Common sense said...

Dear Tom, I would have to agree with what Hui Neng said about compassion and wisdom being a potent combo leading us towards enlightenment (but not to), but they are not enlightenment itself, hence my teacher's (and others) interpretation of love and compassion as being mundane.

As your link points out, compassion is a human emotion. However, enlightenment goes beyond emotions and not just humanity but all realms.

As for the reference to The Buddha and Ananda, it is a nice story that fits in with ordinary (and might I add mediocre) human interpretations of Buddhism, somewhat like some Christians thinking of god as an old guy with a long white beard who lives in the sky.

As most people are aware, love and compassion just happen to be the finer points of samsara, they are not enlightenment, which is free from samsara. Therein lies the difference.

Tom Armstrong said...

Common sense: Interesting comment thread!

Agreed that compassion & wisdom aren't enlightenment. But Nagarjuna, for one, maintained that "Nirvana truly realized is Samsara properly understood." And by "properly understood" I understand him to mean in the glow of enlightenment.

How ever we compartmentalize or categorize compassion it's pretty spiffy stuff!

If we were all fully compassionate -- forgot ourselves and highly valued others -- enlightenment would fill the sky. [In such a circumstance we wouldn't need wisdom to 'restrain' our compassion.]

Common sense said...

Dear Tom, yes, compassion is an interesting phenomenon, and I think its use should be by degrees determined by wisdom. For example, in some cases it might imply that we have sympathy for someone and can thus use it in a sense of friendliness, whereas in the case of a child killer we would not wish to show friendliness to such a person, yet out of compassion we would not wish them to be put to death for their crime.

This brings up another social issue, that society as a whole needs to be more compassionate towards those who perhaps deserve the death sentence. Not only because it is more compassionate but also because taking someones life does not resolve the situation.

It is far better to keep someone alive so that they may eventually see their faults rather than having them eventually come back again and repeat their misdeeds.

Common sense said...

Note: From what I said earlier I suppose I just called myself an imbecile. However, I dont think that not giving a death sentence to a criminal who probably deserves it is really compassion, it is simply respect for life, the first precept.

However, for those of the 'an eye for an eye' mentality it could be regarded as compassion.

They call him James Ure said...

I am one who needs to focus on sending my self compassion because I'm off-balanced more often than not toward too much self-criticism. The Middle-Way is such an enlightened teaching.

As for a "true Buddhism" I tend to resist that kind of talk too. Especially when the Buddha spoke of the 84,000 paths. Besides, we've already done the Theravada vs. Mahayana schism for too long.

As the Great Physician, he prescribed 84,000 antidotes for the 84,000 afflictions of living beings. All contribute to putting an end to our ignorance.

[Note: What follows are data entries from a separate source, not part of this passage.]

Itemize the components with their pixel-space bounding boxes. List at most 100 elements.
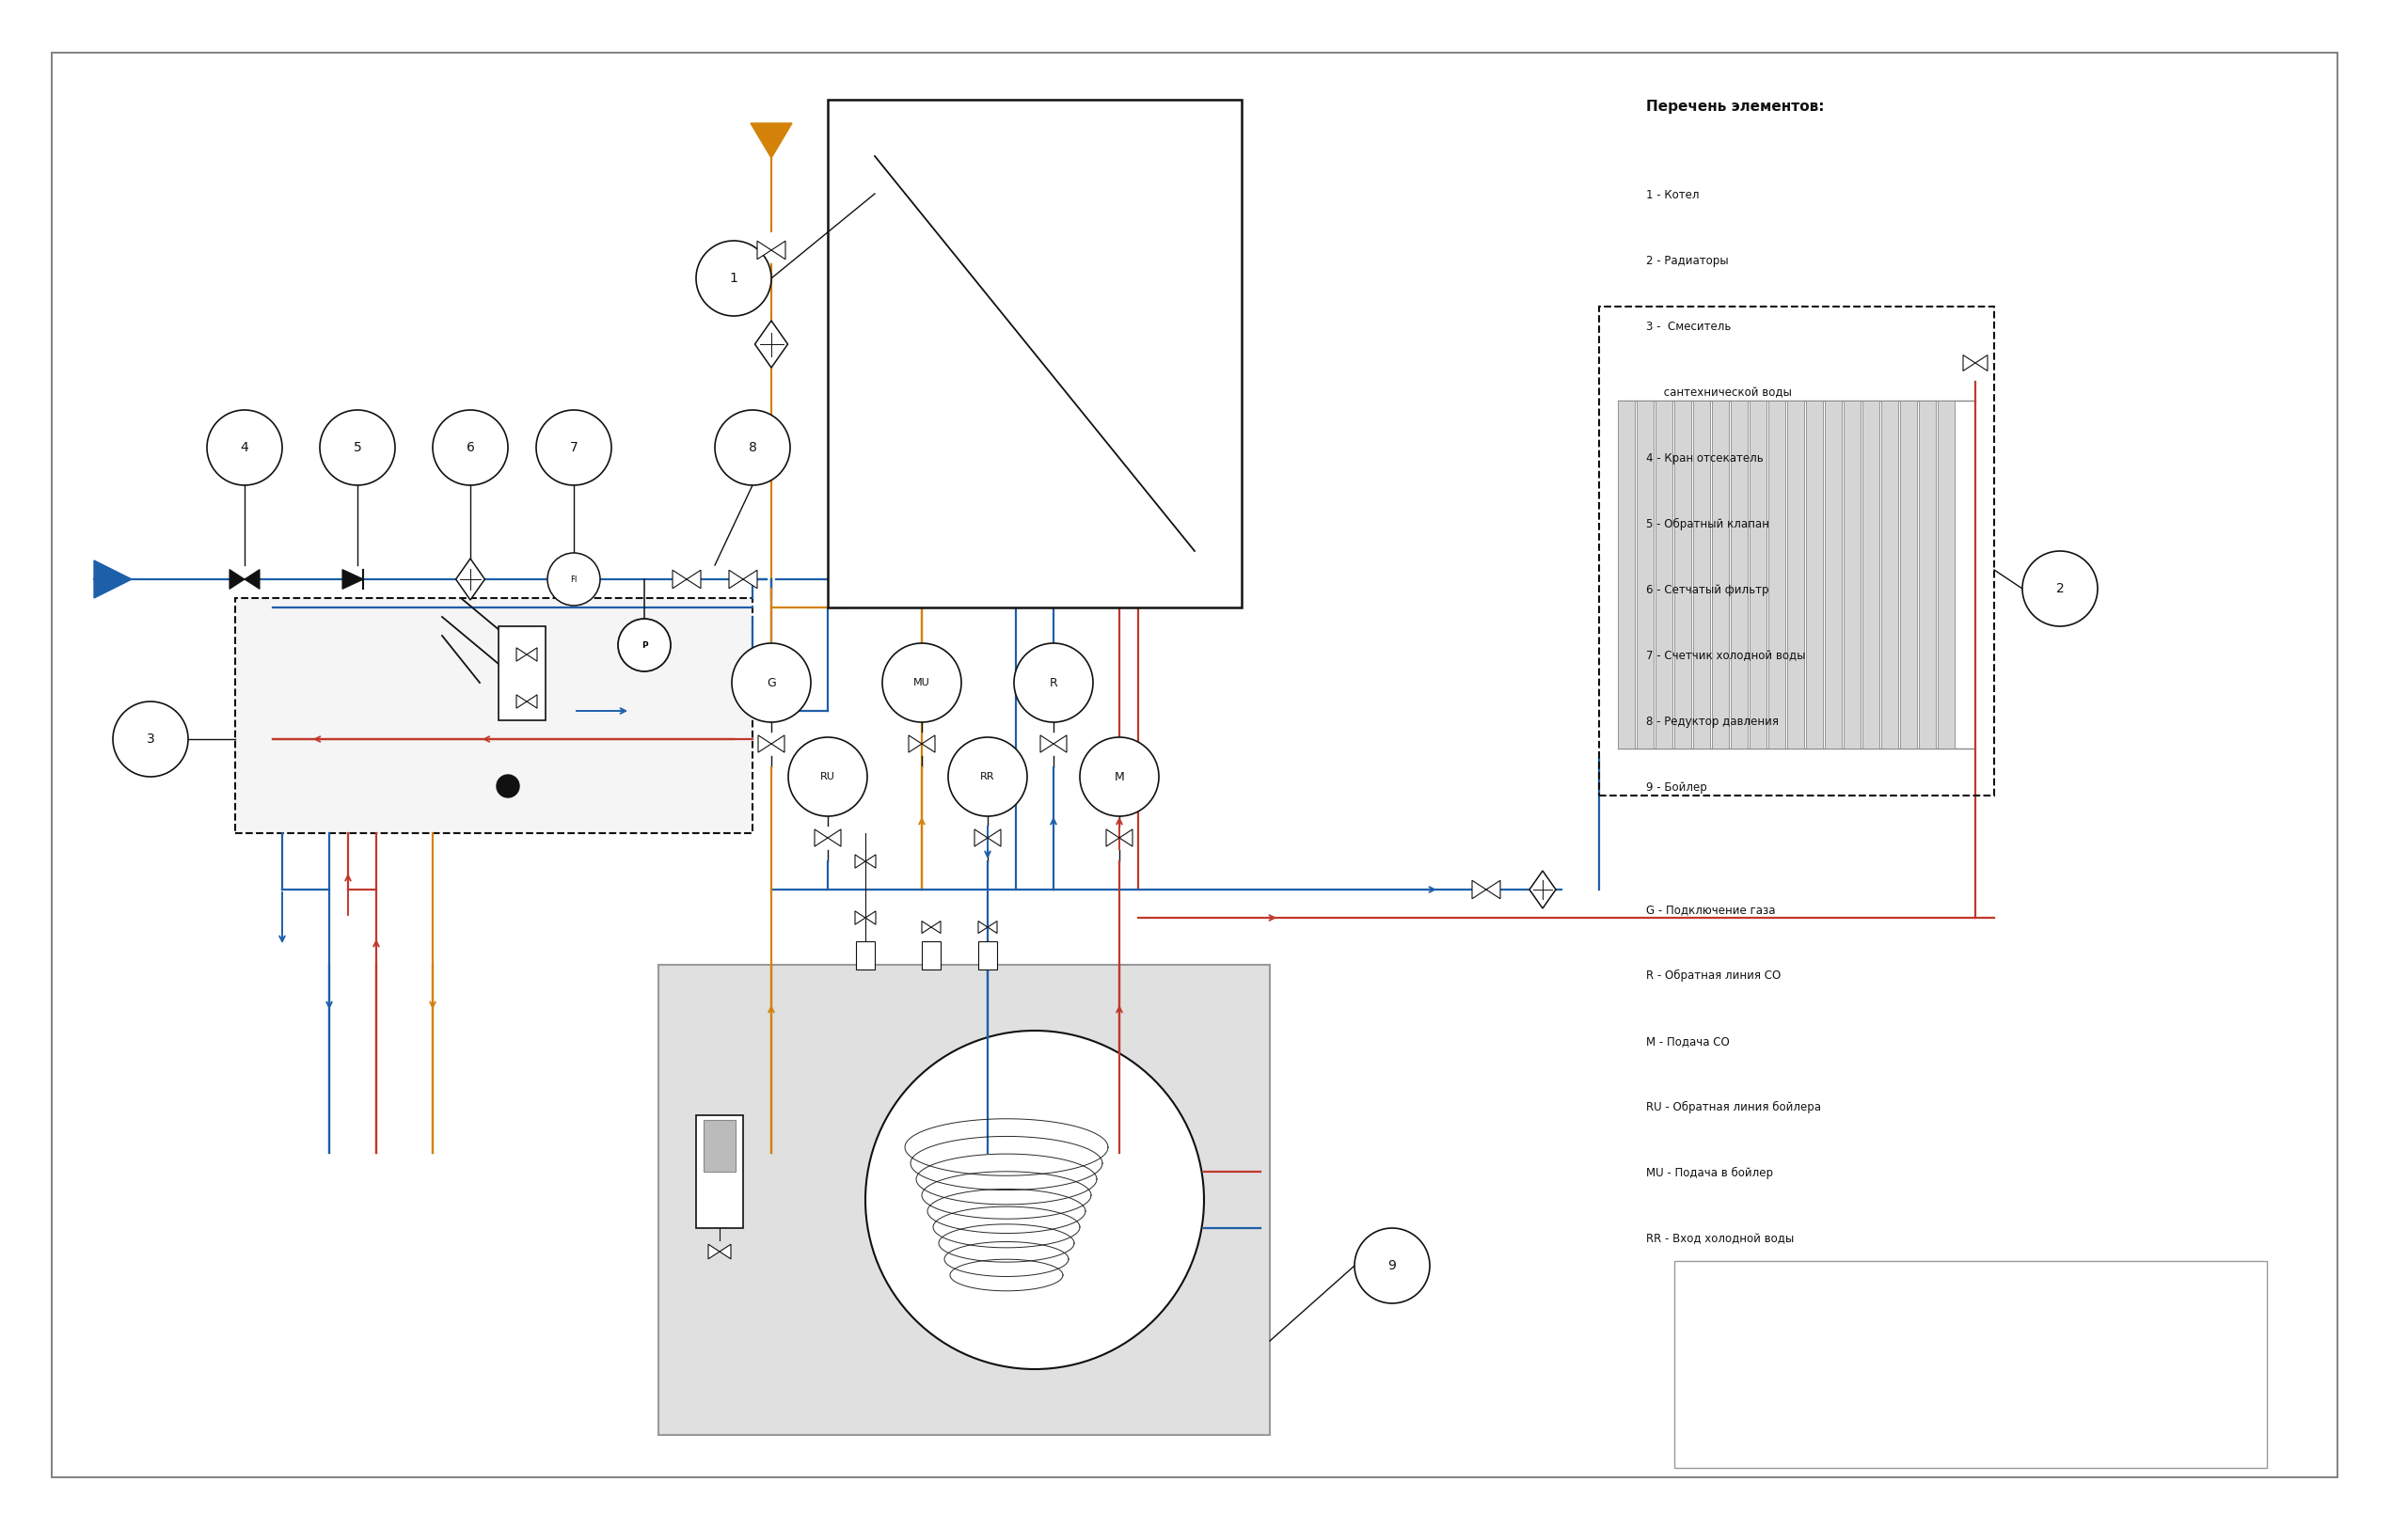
Text: 2: 2 bbox=[2056, 583, 2064, 595]
Text: FI: FI bbox=[571, 575, 578, 584]
Circle shape bbox=[732, 644, 811, 722]
Circle shape bbox=[619, 619, 672, 671]
Polygon shape bbox=[759, 735, 771, 752]
Bar bbox=[1938, 401, 1955, 749]
Circle shape bbox=[787, 737, 867, 816]
Polygon shape bbox=[987, 829, 1002, 847]
Polygon shape bbox=[978, 920, 987, 933]
Text: 7 - Счетчик холодной воды: 7 - Счетчик холодной воды bbox=[1647, 650, 1806, 662]
Polygon shape bbox=[922, 920, 932, 933]
Polygon shape bbox=[1055, 735, 1067, 752]
Polygon shape bbox=[1963, 355, 1975, 372]
Text: 8 - Редуктор давления: 8 - Редуктор давления bbox=[1647, 716, 1780, 728]
Bar bbox=[1845, 401, 1861, 749]
Polygon shape bbox=[708, 1245, 720, 1258]
Text: P: P bbox=[641, 641, 648, 650]
Polygon shape bbox=[814, 829, 828, 847]
Circle shape bbox=[949, 737, 1028, 816]
Text: RU - Обратная линия бойлера: RU - Обратная линия бойлера bbox=[1647, 1101, 1820, 1113]
Bar bbox=[1693, 401, 1710, 749]
Polygon shape bbox=[864, 855, 877, 868]
Circle shape bbox=[1079, 737, 1158, 816]
Polygon shape bbox=[932, 920, 942, 933]
Polygon shape bbox=[751, 124, 792, 157]
Polygon shape bbox=[756, 242, 771, 260]
Polygon shape bbox=[342, 569, 364, 589]
Bar bbox=[1731, 401, 1748, 749]
Text: 6: 6 bbox=[467, 440, 474, 454]
Text: RR - Вход холодной воды: RR - Вход холодной воды bbox=[1647, 1232, 1794, 1245]
Polygon shape bbox=[730, 570, 744, 589]
Text: Перечень элементов:: Перечень элементов: bbox=[1647, 99, 1825, 113]
Circle shape bbox=[496, 775, 520, 798]
Polygon shape bbox=[1486, 881, 1500, 899]
Circle shape bbox=[320, 410, 395, 485]
Text: 3 -  Смеситель: 3 - Смеситель bbox=[1647, 321, 1731, 333]
Polygon shape bbox=[720, 1245, 732, 1258]
Bar bbox=[696, 1115, 744, 1228]
Polygon shape bbox=[1529, 870, 1556, 908]
Bar bbox=[828, 99, 1243, 607]
Text: 5 - Обратный клапан: 5 - Обратный клапан bbox=[1647, 518, 1770, 531]
Text: R - Обратная линия СО: R - Обратная линия СО bbox=[1647, 969, 1782, 982]
Bar bbox=[498, 627, 547, 720]
Bar bbox=[1900, 401, 1917, 749]
Polygon shape bbox=[975, 829, 987, 847]
Bar bbox=[236, 598, 751, 833]
Polygon shape bbox=[515, 648, 527, 661]
Circle shape bbox=[1353, 1228, 1430, 1303]
Bar bbox=[1674, 401, 1690, 749]
Polygon shape bbox=[527, 648, 537, 661]
Text: 1: 1 bbox=[730, 272, 737, 284]
Polygon shape bbox=[855, 855, 864, 868]
Circle shape bbox=[864, 1031, 1204, 1368]
Bar bbox=[703, 1119, 734, 1171]
Polygon shape bbox=[744, 570, 756, 589]
Text: 6 - Сетчатый фильтр: 6 - Сетчатый фильтр bbox=[1647, 584, 1770, 596]
Polygon shape bbox=[1975, 355, 1987, 372]
Circle shape bbox=[1014, 644, 1093, 722]
Polygon shape bbox=[922, 735, 934, 752]
Circle shape bbox=[547, 553, 600, 605]
Text: RR: RR bbox=[980, 772, 995, 781]
Bar bbox=[922, 942, 942, 969]
Polygon shape bbox=[229, 569, 246, 589]
Text: 5: 5 bbox=[354, 440, 361, 454]
Text: 8: 8 bbox=[749, 440, 756, 454]
Circle shape bbox=[433, 410, 508, 485]
Bar bbox=[1674, 1261, 2266, 1468]
Polygon shape bbox=[1120, 829, 1132, 847]
Bar bbox=[978, 942, 997, 969]
Circle shape bbox=[113, 702, 188, 777]
Bar bbox=[1787, 401, 1804, 749]
Bar bbox=[1599, 306, 1994, 795]
Text: G - Подключение газа: G - Подключение газа bbox=[1647, 904, 1775, 916]
Circle shape bbox=[2023, 550, 2097, 627]
Bar bbox=[1806, 401, 1823, 749]
Bar bbox=[1825, 401, 1842, 749]
Text: RU: RU bbox=[821, 772, 836, 781]
Circle shape bbox=[715, 410, 790, 485]
Polygon shape bbox=[672, 570, 686, 589]
Bar bbox=[1637, 401, 1654, 749]
Text: сантехнической воды: сантехнической воды bbox=[1647, 387, 1792, 399]
Bar bbox=[1861, 401, 1878, 749]
Text: 3: 3 bbox=[147, 732, 154, 746]
Polygon shape bbox=[855, 911, 864, 925]
Text: 4: 4 bbox=[241, 440, 248, 454]
Polygon shape bbox=[828, 829, 840, 847]
Bar bbox=[855, 942, 874, 969]
Polygon shape bbox=[1471, 881, 1486, 899]
Bar bbox=[1751, 401, 1767, 749]
Text: 9 - Бойлер: 9 - Бойлер bbox=[1647, 781, 1707, 794]
Polygon shape bbox=[987, 920, 997, 933]
Polygon shape bbox=[1040, 735, 1055, 752]
Text: M: M bbox=[1115, 771, 1125, 783]
Polygon shape bbox=[754, 321, 787, 367]
Text: 9: 9 bbox=[1387, 1258, 1397, 1272]
Polygon shape bbox=[527, 694, 537, 708]
Bar bbox=[1712, 401, 1729, 749]
Polygon shape bbox=[246, 569, 260, 589]
Bar bbox=[657, 965, 1269, 1434]
Bar bbox=[1657, 401, 1674, 749]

Each person I believe is bound to follow a slightly different path than the next being. Even within one single tradition such as Zen for example. This is in part due to our different needs based on our karma.

My weaknesses and strengths are different than that of others and so on. What is most important I believe between all these various paths are: Taking refuge in the three jewels, belief in the Four Nobles Truths and following the Eight-fold Path. As well as doing our best to live the Five Precepts. That's my opinion for what it's worth.